CTX mimics sitosterolemia and hypercholesterolemia, both of which can also manifest with tendon xanthomas. However, the absence of neurological symptoms, cataract formation, and intractable diarrhea help to differentiate CTX from sitosterolemia and hypercholesterolemia. Also, these classic manifestations distinguish CTX from Smith–Lemli–Optiz syndrome, other inborn disorders of bile acid metabolism, and non-specific liver diseases that share some clinical features with CTX (15–17). Hypercholesterolemia is also characterized by elevated cholesterol levels but with normal cholestanol levels and a family history of premature atherosclerosis. However, CTX patients typically exhibit elevated cholestanol levels but normal or low cholesterol levels (18). In the present atypical case with an unusual disease course, the patient was initially misdiagnosed with HeFH, most likely due to the lack of neurologic signs, the existence of premature cardiovascular events, and moderately elevated LDL-cholesterol levels. We retrospectively understood that cerebral ataxia may have been probably masked during the first clinical evaluation due to the presence of large tendon xanthomas, which contributed to walking abnormalities. In real-world settings and in line with this case report, a delayed diagnosis of CTX is often observed (18). One should emphasize the importance of a detailed clinical history and careful examination of patients with lipid disorders, especially at an early age. For example, the presence of developmental delay and learning difficulties during childhood and/or cognitive decline in adulthood points toward CTX (2). Supplementation with chenodeoxycholic acid, the standard of care for CTX patients, inhibits bile acid synthesis by negative feedback on the classic pathway, drastically decreasing cholestanol production and its accumulation in tissues (19–21). Improvement or stabilization of systemic and neurological manifestations, including cognitive impairment, pyramidal and cerebellar signs, and peripheral neuropathy has been observed (2). Thus, early diagnosis and treatment are crucial to improving the life expectancy and prognosis of patients with CTX. It is noteworthy that monotherapy with chenodeoxycholic acid is recommended as first-line treatment (22). There is no additional benefit for combined therapy with HMG-CoA (hydroxymethylglutaryl-CoA) reductase (statins) and/or LDL apheresis (22).
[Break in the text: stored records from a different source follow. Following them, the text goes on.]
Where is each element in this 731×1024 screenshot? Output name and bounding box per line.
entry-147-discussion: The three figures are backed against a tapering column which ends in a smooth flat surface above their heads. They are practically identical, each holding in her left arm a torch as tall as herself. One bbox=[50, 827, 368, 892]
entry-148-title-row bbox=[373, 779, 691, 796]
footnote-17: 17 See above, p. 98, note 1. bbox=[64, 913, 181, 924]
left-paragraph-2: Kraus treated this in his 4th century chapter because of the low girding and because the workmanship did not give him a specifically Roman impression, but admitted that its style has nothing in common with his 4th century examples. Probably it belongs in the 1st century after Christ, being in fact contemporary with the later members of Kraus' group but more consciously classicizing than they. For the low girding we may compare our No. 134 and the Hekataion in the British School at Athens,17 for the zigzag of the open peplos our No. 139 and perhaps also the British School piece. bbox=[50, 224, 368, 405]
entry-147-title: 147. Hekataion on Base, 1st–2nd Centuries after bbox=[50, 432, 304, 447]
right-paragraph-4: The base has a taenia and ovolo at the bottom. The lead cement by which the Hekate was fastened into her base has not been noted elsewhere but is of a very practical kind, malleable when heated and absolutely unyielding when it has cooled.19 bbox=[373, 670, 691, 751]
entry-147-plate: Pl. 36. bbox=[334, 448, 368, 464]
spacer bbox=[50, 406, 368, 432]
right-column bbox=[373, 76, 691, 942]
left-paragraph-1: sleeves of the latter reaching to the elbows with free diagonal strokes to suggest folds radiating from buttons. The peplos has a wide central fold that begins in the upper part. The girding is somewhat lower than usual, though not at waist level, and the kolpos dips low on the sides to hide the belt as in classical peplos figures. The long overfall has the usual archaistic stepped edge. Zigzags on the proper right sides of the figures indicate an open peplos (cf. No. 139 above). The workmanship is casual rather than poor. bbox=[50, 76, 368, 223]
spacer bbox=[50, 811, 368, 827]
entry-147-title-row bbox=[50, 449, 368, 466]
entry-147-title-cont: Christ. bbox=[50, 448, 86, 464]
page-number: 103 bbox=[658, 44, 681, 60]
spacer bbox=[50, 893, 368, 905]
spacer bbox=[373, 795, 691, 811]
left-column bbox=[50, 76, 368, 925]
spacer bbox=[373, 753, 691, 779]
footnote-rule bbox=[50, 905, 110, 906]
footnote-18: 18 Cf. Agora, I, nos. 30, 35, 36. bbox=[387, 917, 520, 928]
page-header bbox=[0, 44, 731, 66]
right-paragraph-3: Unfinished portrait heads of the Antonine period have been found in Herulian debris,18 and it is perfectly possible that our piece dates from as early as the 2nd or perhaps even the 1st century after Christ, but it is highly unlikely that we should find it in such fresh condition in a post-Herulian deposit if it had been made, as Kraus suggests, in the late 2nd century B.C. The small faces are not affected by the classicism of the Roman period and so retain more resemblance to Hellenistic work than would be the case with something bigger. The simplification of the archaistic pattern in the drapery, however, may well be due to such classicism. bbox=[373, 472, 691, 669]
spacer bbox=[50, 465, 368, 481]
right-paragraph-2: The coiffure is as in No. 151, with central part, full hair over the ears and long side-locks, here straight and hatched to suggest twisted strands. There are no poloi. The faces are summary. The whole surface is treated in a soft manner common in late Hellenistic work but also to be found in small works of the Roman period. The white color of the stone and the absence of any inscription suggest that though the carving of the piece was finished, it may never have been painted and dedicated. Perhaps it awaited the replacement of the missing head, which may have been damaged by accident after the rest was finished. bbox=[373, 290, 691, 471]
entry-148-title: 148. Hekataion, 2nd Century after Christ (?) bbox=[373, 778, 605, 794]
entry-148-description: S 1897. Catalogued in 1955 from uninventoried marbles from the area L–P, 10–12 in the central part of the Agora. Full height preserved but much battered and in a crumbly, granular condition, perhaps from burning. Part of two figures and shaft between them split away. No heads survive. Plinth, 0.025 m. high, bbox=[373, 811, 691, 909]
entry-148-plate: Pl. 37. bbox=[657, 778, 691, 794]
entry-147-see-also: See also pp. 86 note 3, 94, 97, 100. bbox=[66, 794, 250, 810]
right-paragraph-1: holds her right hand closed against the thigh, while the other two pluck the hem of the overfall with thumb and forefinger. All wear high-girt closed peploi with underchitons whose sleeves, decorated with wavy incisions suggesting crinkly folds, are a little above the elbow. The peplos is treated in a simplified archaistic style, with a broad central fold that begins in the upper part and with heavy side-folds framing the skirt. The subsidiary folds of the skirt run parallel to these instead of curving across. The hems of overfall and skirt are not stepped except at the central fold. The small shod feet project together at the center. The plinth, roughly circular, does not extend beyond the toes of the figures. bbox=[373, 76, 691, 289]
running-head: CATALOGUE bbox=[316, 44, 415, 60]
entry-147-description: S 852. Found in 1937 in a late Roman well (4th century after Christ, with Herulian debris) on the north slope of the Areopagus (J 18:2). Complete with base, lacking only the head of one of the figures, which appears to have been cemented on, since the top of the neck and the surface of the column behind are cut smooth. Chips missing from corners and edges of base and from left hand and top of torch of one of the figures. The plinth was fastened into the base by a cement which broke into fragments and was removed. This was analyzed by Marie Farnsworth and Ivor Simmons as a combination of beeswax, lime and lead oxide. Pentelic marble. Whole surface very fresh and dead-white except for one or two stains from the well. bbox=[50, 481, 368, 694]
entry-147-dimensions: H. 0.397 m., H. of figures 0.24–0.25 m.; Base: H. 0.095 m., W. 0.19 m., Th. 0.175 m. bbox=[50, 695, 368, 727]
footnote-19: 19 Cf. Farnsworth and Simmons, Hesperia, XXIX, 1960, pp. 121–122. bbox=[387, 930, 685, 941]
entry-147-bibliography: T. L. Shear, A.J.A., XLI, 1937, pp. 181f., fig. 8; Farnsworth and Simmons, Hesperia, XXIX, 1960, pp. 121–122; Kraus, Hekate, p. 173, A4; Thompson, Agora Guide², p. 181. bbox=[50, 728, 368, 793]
CTX is an uncommon but treatable metabolic disorder, making diagnosis at an early age extremely important. The heterogeneity of symptoms poses a significant challenge facing physicians; thereby, searching for neurological signs, cataracts, and intractable diarrhea may help differentiate CTX from HeFH, a common differential diagnosis. This review helps improve physicians’ awareness of CTX for early diagnosis and treatment. We emphasize the importance of paying careful attention to physical examinations, clinical manifestations, and medical history of patients with lipid disorders. It is extremely important to spread awareness among healthcare professionals about this rare disorder to ensure appropriate treatment before disease progression. This care reflects the importance of teamwork (internal medicine, neurologist, and cardiologist) in the management of patients, especially those with uncommon diseases.